García-Fernández Rosa M, Palacios-González Federico
Department of Quantitative Methods for Economics and Business, Faculty of Economics and Business Sciences, University of Granada, Granada, Spain.
J Appl Stat. 2023 Nov 7;51(11):2232-2257. doi: 10.1080/02664763.2023.2277125. eCollection 2024.

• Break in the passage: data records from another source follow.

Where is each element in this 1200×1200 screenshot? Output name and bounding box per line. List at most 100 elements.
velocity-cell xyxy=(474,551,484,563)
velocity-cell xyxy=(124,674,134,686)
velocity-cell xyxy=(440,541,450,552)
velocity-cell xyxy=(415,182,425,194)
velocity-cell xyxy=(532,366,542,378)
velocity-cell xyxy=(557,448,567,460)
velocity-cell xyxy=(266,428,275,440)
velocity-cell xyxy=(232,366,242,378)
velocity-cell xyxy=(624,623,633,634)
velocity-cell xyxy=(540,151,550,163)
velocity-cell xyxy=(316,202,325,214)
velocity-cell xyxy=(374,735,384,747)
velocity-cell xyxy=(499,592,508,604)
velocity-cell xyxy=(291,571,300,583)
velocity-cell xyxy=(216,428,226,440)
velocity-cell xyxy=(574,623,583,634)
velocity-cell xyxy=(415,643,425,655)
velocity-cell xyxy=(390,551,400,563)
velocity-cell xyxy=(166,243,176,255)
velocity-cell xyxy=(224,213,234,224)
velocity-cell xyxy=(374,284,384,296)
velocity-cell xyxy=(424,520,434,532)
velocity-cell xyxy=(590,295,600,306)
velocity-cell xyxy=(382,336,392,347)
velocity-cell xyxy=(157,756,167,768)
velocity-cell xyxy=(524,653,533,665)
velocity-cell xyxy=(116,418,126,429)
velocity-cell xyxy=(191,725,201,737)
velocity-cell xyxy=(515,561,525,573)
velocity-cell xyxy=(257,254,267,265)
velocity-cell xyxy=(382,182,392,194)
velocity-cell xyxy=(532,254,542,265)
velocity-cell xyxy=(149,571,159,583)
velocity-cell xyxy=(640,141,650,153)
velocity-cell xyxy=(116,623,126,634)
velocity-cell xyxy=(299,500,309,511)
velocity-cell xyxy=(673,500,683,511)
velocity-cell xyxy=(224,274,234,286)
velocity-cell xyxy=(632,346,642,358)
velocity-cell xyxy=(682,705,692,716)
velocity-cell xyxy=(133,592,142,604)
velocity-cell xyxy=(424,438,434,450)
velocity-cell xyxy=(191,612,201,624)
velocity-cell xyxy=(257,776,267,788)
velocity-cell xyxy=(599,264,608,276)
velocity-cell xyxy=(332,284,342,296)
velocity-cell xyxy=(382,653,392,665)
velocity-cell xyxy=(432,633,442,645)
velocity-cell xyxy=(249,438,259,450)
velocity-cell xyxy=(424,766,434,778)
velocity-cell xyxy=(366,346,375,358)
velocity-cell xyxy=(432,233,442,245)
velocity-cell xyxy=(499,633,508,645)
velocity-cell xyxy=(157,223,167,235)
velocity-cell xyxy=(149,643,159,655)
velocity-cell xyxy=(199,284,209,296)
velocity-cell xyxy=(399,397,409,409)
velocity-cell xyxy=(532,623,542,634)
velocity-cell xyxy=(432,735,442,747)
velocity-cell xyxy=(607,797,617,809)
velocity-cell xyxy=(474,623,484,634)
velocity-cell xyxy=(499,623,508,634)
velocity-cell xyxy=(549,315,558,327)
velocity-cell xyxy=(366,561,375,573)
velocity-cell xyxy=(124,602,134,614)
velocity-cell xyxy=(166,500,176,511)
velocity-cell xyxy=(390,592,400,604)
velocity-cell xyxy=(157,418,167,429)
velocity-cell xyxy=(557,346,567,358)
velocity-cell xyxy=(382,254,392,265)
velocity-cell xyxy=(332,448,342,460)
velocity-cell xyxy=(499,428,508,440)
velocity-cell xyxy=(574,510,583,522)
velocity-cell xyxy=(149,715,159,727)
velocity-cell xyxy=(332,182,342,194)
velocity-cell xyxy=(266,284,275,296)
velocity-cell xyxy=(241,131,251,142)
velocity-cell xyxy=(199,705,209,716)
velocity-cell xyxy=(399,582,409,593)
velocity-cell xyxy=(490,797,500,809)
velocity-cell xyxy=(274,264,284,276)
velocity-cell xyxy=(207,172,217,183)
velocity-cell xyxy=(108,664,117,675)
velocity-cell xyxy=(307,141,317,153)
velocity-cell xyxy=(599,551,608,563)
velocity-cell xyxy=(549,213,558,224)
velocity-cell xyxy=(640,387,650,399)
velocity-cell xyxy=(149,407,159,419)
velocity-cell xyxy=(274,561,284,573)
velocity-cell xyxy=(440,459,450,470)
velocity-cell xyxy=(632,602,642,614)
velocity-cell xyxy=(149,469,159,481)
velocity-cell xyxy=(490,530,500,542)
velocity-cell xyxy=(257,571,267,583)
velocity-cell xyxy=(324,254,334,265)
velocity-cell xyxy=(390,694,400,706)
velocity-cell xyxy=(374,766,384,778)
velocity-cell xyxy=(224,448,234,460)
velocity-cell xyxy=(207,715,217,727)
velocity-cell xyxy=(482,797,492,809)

This paper introduces an approach to select the bandwidth or smoothing parameter in multiresolution (MR) density estimation and nonparametric density estimation. It is based on the evolution of the second, third and fourth central moments and the shape of the estimated densities for different bandwidths and resolution levels. The proposed method has been applied to density estimation by means of multiresolution densities as well as kernel density estimation (MRDE and KDE respectively). The results of the simulations and the empirical application demonstrate that the level of resolution resulting from the moments method performs better with multimodal densities than the Bayesian Information Criterion (BIC) for multiresolution densities estimation and the plug-in for kernel densities estimation.
本文介绍了一种在多分辨率(MR)密度估计和非参数密度估计中选择带宽或平滑参数的方法。它基于二阶、三阶和四阶中心矩的演变以及不同带宽和分辨率水平下估计密度的形状。所提出的方法已应用于通过多分辨率密度以及核密度估计(分别为MRDE和KDE)进行密度估计。模拟结果和实证应用表明,对于多模态密度,矩方法产生的分辨率水平在多分辨率密度估计中比贝叶斯信息准则(BIC)表现更好,在核密度估计中比插件法表现更好。